Non serve un'aspirina. Tutti poi dovranno fare la loro parte, commercianti compresi
CESENA. Il commercio è un malato grave, ma non incurabile, però deve adeguarsi alle nuove abitudini. Pensieri e parole sono di Luca Ferrini, assessore allo Sviluppo economico, che è intervenuto sullo stato di saluto del commercio al dettaglio non alimentare. Lo ha fatto sollecitato da Graziano Gozi, direttore della Confesercenti, che, durante la presentazione dello studio sullo stato di salute sui pubblici esercizi, ha aperto il fronte anche sul commercio tradizionale.
Ferrini non si è fatto pregare e ha ribadito quella che da tempo è la sua idea: i commercianti devono cambiare abitudini. “I negozi devono restare aperti quando c’è la gente. E il centro inizia ad essere frequentato dalle 18”. Per quello ha suggerito di prorogare l’apertura fino alle 23. Forse le 23 è troppo. Ma alle 21/21,30 bisognerebbe arrivare, magari posticipando l’apertura mattutina e pomeridiana.
Del resto è opinione diffusa che il commercio al dettaglio necessiti di un restyling importante. In un intervento su Class Cnbc, canale televisivo economico, l’amministratore di Ovs è stato chiaro aggiungendo che l’online è un problema, ma non sostituirà mai totalmente il commercio tradizionale. Ha aggiunto che le vendite sul web nel mondo pesano per il 25 per cento. In Italia sono vicine al dieci per cento. Quindi per i negozi la situazione è destinata a peggiorare, ma i margini per esistere continueranno ad esserci. Ma molto dovrà cambiare.

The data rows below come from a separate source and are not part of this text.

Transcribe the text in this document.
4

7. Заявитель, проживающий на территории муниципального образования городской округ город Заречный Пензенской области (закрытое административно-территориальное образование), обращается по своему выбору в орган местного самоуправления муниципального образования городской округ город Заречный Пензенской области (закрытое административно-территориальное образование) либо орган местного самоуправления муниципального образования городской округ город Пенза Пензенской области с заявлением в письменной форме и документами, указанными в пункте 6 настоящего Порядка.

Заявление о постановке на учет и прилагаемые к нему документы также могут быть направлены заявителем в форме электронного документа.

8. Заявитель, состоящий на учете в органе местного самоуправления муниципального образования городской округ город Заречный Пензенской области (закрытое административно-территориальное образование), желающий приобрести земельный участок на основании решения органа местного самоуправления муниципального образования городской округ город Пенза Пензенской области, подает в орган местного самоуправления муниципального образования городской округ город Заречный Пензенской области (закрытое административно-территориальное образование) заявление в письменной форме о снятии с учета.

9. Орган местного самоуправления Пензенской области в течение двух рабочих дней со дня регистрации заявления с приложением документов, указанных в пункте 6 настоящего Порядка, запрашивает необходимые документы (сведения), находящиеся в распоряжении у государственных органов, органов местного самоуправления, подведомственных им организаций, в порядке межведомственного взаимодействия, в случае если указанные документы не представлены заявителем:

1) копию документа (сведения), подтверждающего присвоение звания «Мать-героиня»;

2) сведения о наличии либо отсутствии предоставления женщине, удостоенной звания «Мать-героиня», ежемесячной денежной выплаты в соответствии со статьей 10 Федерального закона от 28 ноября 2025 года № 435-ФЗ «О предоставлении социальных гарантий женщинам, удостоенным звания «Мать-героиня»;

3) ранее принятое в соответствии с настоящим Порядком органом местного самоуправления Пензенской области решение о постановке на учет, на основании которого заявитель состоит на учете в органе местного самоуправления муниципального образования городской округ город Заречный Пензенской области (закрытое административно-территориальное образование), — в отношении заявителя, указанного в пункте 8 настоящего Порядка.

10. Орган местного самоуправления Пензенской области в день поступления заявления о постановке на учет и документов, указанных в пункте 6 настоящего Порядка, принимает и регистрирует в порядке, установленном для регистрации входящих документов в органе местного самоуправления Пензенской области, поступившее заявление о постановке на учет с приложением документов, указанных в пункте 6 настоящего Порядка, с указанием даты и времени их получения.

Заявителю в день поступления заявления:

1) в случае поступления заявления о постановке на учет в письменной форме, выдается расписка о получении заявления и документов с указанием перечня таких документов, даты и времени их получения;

Non servirà un piano Marshall, ma quasi. Ognuno dovrà fare la sua parte. I Comuni dovranno portare le persone nei centri storici, i produttori alzare l’asticella della qualità, i commercianti adeguarsi per intercettare la domanda e lo Stato agire sul piano fiscale. Ha ragione Gozi quando dice che è necessario un intervento strutturale come è stato fatto per l’agricoltura. L’obiettivo deve essere quello di rendere il commercio un’attività appetibile anche ai giovani che ora (giustamente) se ne guardano bene da fare questo tipo di investimento. E, per raggiungere questo obiettivo, non servono sussidi una tantum o a pioggia, ma bisogna intervenire sulla leva fiscale. E in modo consistente. La risposta deve arrivare dallo Stato centrale, se non addirittura dall’Europa. I Comuni non possono fare molto dal punto di vista economico. Possono però giocare lo stesso un ruolo importante sollecitando Regioni e Parlamento.